Other than that - Glue Jobs are the way to go. It's Spark in the background, so you can do pretty much everything. Set up a development endpoint and play around with it. I've run against various roadblocks for the last three weeks and decided to completely forgo any and all Glue functionality and only Spark, that way it's both portable and actually works.

One thing you might need to keep in mind when setting up the dev endpoint is that the IAM role must have a path of "/", so you will most probably need to create a separate role manually that has this path. The one automatically created has a path of "/service-role/".

0
votes

you should add a glue classifier preferably $[*]

When you crawl the json file in s3, it will read the first line of the file.

You can create a glue job in order to load the data catalog table of this json file into the redshift.

My only problem with here is that Redshift Spectrum has problems reading json tables in the data catalog..

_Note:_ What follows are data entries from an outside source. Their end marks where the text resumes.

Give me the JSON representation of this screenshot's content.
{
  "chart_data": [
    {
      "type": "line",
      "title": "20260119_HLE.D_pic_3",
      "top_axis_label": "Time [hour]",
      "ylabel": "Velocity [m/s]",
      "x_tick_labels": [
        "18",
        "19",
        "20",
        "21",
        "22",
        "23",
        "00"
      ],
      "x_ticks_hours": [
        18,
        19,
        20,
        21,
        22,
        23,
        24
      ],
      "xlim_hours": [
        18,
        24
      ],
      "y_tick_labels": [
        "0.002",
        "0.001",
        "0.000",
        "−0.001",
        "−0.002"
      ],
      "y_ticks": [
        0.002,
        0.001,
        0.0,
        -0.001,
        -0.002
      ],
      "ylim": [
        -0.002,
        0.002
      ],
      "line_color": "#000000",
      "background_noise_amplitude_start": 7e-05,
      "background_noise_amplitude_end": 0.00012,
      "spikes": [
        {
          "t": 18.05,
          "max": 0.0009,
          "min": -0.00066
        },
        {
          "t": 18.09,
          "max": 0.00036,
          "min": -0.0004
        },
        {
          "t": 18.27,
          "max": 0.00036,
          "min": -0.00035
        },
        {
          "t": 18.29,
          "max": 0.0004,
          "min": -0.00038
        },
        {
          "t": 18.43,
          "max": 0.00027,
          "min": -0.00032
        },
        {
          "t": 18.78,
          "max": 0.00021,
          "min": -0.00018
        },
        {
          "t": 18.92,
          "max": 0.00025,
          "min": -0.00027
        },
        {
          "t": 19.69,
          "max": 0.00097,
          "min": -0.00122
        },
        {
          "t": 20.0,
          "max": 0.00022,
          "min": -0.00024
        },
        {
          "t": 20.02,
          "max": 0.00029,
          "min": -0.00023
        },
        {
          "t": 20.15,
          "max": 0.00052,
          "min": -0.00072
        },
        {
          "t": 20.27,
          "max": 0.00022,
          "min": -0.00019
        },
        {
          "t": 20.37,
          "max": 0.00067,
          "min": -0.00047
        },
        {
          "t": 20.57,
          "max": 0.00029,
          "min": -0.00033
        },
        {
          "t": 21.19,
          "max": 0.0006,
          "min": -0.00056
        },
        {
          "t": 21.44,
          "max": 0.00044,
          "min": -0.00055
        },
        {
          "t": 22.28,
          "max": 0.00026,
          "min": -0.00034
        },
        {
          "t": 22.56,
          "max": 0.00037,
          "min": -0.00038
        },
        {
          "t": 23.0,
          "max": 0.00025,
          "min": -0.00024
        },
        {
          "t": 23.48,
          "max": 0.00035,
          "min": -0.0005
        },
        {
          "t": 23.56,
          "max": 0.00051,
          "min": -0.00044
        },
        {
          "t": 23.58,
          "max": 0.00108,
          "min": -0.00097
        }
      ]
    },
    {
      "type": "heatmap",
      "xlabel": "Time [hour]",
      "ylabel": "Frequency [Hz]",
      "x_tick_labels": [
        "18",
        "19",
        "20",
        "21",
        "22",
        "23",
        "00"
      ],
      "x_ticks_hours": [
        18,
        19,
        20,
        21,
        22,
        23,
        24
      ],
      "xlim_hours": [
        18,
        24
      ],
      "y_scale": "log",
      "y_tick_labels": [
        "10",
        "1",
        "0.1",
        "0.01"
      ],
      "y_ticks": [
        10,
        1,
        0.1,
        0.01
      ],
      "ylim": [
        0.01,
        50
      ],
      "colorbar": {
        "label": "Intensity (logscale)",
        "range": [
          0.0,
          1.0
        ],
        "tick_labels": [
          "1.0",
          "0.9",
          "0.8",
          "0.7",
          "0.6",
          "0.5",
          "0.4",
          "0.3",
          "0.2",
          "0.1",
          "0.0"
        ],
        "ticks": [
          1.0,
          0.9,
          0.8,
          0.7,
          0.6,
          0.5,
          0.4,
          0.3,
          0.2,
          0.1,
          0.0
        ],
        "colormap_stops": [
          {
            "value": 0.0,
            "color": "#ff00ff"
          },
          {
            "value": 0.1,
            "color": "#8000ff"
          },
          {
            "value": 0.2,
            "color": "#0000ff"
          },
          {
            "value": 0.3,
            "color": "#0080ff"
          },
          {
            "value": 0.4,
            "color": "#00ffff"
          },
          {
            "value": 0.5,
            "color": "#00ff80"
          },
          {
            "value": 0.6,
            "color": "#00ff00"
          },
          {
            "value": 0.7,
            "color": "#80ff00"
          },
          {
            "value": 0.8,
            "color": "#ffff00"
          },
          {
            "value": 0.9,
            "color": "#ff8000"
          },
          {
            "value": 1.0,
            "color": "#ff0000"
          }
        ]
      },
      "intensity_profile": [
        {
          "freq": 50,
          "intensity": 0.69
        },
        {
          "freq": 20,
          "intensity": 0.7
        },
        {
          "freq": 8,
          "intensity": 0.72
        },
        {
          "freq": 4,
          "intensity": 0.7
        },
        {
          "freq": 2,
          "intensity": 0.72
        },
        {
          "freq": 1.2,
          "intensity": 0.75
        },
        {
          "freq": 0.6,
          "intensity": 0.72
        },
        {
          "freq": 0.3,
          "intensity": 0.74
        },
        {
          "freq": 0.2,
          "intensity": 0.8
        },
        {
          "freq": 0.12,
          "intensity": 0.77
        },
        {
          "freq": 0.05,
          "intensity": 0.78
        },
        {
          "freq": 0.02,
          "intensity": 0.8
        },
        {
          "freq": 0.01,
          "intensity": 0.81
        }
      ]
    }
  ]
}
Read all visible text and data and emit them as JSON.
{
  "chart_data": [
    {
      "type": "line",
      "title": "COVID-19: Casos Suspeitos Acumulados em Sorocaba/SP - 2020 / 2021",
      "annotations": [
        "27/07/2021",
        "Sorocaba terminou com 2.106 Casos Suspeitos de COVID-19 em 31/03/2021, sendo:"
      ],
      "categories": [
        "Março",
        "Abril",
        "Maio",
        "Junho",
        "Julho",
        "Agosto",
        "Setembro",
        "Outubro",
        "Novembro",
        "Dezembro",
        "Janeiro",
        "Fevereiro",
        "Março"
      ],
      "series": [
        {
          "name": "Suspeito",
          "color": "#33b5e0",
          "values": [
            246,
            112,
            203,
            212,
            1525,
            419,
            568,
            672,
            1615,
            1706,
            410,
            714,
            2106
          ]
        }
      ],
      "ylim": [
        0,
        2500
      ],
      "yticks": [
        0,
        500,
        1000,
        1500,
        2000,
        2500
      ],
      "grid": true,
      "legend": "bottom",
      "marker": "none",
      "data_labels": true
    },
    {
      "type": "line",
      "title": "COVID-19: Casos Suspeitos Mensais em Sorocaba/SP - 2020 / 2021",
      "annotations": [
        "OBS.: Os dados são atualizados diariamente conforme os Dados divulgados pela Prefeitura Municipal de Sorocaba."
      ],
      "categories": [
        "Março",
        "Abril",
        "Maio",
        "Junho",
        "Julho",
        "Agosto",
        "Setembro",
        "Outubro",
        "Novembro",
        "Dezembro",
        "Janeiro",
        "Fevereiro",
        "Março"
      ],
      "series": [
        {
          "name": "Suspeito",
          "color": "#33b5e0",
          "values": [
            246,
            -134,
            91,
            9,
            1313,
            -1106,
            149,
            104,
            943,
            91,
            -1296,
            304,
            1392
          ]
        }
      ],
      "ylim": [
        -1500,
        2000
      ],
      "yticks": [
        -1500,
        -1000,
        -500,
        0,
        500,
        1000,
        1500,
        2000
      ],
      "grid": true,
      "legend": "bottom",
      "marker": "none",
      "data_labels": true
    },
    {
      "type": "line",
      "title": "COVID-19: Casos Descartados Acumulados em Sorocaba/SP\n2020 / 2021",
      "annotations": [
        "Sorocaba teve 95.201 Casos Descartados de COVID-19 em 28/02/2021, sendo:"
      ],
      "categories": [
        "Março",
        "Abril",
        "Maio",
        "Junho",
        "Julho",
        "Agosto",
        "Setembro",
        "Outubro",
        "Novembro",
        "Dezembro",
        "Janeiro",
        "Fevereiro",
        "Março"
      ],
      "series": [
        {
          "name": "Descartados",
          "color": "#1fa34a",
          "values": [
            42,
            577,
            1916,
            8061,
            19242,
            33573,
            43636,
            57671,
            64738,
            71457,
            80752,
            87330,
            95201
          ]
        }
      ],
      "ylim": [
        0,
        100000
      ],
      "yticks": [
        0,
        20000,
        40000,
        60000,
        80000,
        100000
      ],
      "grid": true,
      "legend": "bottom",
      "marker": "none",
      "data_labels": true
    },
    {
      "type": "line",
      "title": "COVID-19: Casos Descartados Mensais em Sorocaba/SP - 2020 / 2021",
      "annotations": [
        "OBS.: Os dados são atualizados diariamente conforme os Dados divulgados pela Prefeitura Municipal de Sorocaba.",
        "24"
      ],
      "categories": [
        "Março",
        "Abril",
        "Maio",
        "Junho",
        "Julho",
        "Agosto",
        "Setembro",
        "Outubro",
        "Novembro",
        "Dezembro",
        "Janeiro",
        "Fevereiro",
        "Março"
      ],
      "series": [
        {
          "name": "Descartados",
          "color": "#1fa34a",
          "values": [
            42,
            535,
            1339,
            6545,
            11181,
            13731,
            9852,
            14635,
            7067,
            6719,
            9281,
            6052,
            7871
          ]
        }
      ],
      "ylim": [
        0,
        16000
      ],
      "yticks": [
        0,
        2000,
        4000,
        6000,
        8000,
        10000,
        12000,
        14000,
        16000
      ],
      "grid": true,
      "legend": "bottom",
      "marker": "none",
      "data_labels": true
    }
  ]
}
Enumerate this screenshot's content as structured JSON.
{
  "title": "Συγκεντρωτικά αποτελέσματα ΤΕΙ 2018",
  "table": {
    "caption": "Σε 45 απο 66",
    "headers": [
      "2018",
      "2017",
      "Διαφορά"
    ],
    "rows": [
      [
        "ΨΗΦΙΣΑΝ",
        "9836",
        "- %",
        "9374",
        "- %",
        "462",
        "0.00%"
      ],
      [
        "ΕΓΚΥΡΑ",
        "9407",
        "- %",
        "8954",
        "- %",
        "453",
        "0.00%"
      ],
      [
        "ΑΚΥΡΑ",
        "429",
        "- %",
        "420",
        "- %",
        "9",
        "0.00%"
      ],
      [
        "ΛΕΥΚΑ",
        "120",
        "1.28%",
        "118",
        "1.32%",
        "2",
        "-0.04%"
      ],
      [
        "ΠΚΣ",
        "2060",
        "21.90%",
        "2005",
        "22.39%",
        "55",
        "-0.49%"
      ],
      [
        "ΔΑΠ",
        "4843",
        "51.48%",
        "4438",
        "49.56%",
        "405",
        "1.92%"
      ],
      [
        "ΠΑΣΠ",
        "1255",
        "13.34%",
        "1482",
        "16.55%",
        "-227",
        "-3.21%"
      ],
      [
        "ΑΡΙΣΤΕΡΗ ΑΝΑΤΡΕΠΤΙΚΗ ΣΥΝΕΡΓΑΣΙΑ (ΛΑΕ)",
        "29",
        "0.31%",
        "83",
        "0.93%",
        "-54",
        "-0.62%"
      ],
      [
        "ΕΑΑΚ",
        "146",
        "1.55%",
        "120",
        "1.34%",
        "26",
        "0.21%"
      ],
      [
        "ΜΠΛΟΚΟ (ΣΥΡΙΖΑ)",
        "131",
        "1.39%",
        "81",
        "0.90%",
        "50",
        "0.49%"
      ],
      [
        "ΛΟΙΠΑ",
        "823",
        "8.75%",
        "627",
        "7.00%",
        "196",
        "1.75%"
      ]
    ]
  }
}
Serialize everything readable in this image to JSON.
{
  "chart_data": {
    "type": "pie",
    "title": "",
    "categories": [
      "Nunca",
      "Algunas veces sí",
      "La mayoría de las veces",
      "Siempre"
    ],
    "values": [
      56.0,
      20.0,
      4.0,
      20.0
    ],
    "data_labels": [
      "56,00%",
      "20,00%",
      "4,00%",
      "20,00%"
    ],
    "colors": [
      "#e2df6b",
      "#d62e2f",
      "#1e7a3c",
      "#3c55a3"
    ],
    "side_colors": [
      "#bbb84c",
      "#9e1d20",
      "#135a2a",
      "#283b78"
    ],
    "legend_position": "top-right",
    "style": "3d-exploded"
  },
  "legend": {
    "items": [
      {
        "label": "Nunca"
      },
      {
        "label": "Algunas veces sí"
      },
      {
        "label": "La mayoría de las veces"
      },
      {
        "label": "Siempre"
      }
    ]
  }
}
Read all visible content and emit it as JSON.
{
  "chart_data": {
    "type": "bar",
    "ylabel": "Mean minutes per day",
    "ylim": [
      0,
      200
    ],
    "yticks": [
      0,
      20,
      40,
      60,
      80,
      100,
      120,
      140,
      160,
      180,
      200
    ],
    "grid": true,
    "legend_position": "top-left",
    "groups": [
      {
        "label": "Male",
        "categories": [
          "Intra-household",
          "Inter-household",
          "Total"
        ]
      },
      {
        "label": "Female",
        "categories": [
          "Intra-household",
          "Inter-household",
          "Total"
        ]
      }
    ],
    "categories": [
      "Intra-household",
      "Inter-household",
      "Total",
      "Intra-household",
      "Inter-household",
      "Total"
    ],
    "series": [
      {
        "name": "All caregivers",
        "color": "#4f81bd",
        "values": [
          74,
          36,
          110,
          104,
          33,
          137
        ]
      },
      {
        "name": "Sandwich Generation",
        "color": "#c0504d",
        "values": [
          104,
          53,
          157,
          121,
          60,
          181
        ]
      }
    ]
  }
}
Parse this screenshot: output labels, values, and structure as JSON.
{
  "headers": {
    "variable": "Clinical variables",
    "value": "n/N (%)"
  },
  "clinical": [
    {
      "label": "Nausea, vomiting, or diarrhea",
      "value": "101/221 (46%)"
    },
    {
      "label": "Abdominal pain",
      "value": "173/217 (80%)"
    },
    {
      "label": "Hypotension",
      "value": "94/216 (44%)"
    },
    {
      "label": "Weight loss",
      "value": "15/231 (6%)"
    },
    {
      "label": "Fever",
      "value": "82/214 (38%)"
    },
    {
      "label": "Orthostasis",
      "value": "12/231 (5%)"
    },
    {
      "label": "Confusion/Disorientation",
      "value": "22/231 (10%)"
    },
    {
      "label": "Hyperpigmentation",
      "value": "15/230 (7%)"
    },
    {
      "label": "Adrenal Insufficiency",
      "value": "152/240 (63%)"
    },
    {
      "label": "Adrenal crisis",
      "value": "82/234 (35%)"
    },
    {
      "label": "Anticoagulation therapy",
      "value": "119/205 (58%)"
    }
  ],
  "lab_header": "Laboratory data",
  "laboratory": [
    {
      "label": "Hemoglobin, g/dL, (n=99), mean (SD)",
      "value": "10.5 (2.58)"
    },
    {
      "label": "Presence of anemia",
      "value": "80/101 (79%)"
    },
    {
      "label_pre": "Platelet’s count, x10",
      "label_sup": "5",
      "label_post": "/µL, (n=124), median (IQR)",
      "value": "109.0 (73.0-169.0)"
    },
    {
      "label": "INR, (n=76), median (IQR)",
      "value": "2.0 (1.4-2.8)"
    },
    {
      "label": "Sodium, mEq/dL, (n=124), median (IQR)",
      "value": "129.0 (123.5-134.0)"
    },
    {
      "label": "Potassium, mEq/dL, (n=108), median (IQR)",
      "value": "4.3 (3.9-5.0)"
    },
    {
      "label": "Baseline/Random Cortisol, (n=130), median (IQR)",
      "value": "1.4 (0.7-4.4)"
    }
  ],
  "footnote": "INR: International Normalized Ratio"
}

let me know if you have found a solution

0
votes

The procedure I found useful to shallow nested json:

  1. ApplyMapping for the first level as datasource0;

  2. Explode struct or array objects to get rid of element level df1 = datasource0.toDF().select(id,col1,col2,...,explode(coln).alias(coln), where explode requires from pyspark.sql.functions import explode;

  3. Select the JSON objects that you would like to keep intact by intact_json = df1.select(id, itct1, itct2,..., itctm);

  4. Transform df1 back to dynamicFrame and Relationalize the dynamicFrame as well as drop the intact columns by dataframe.drop_fields(itct1, itct2,..., itctm);

  5. Join relationalized table with the intact table based on 'id' column.